De l’Icann aux universités dispersées dans le monde qui gèrent les serveurs root, en passant par l’Afnic ou encore le RIPE NCC, ces instances ont toujours placé les intérêts du patrimoine commun qu’est le Net au-dessus de la mêlée.

Bien sûr qu’on a vu, au fil des années, des FAI bloquer des sites, des géants de la tech supprimer des pages Web, retirer des applications, ou même des hébergeurs voir un nom de domaine saisi par la justice. Mais, « au niveau du protocole, au niveau du cœur technique qui sous-tend le Net, il n’y a pas eu d’altération pour satisfaire une pression », explique Pierre Bonis, avant de préciser que cette vision n’est, en aucun cas, un jugement de valeur de la demande ukrainienne.

Depuis les origines du Net, l’Icann, l’Iana, quelques ONG, ou encore des universités mènent à bien leur mission qui est « de garantir le fonctionnement nominal des infrastructures » pas seulement pour des raisons techniques, mais aussi pour maintenir ce qu’est et symbolise le Net.

Déroger à cette règle, même pour la meilleure des raisons, c’est créer un précédent, c’est pervertir l’outil qu’est Internet, c’est montrer qu’il est possible de composer avec un principe fondamental, celui d’une neutralité qui se doit d’être absolue. Une sorte de super « neutralité du Net » en quelque sorte, s’amuse Pierre Bonis en tordant un peu le bras de cette formule.
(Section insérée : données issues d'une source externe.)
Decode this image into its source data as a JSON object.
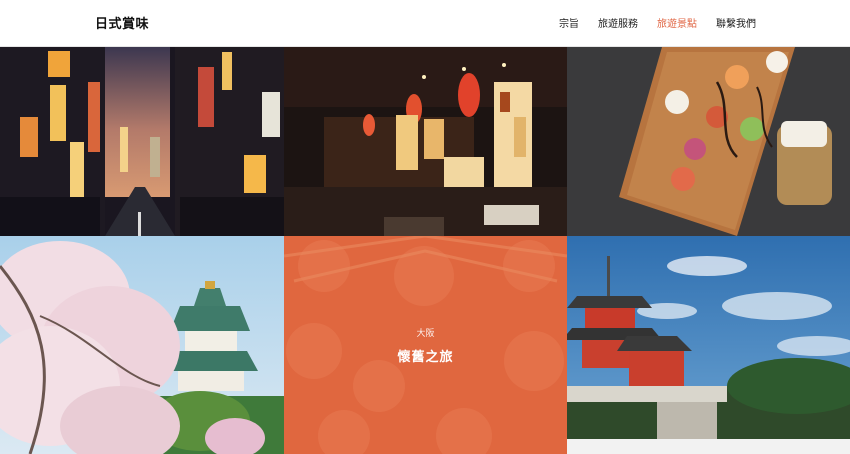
{
  "site": {
    "brand": "日式賞味"
  },
  "nav": {
    "items": [
      {
        "label": "宗旨",
        "active": false
      },
      {
        "label": "旅遊服務",
        "active": false
      },
      {
        "label": "旅遊景點",
        "active": true
      },
      {
        "label": "聯繫我們",
        "active": false
      }
    ]
  },
  "colors": {
    "accent": "#e06644",
    "overlay": "#e0673f"
  },
  "gallery": {
    "featured": {
      "subtitle": "大阪",
      "title": "懷舊之旅"
    }
  }
}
À partir du moment où le Net servirait plus un camp qu’un autre, même pour de bonnes raisons, il cesserait d’être le patrimoine de tous. Dès lors, il pourrait être exposé à toutes les manipulations.

Si l’Icann et le RIPE NCC avaient donné une suite favorable aux demandes de l’Ukraine, cela aurait mené, « légalement, à un affaiblissement à moyen terme du Net et de ses acteurs, qui seraient transformés en opérateurs ».
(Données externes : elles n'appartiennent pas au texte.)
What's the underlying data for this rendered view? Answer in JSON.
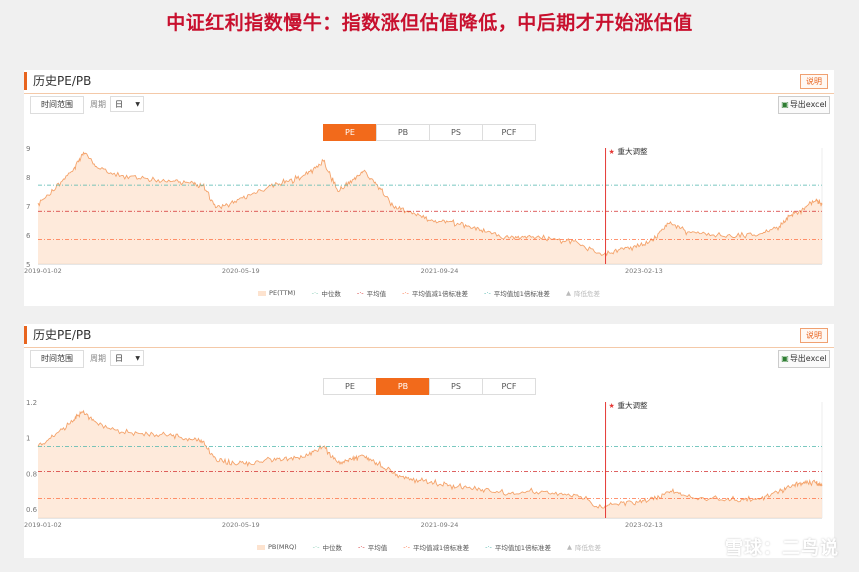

La décision de l’Icann a donc évité un autre drame : « le début de la fin d’Internet ». Comme l’écrivait Pierre Bonis, sur Twitter, quelques heures avant notre entretien : « Face à la violence et à l’arbitraire, le rapport de force peut être une réponse, pas l’anomie. »

Toucher à cet équilibre miraculeux serait s’aventurer sur « une pente glissante et dangereuse, qui détruirait l’Internet, qui demeure le meilleur moyen de faire circuler les idées, les biens, les informations ». Ce serait détruire la meilleure arme pour lutter contre les autocrates en tout genre.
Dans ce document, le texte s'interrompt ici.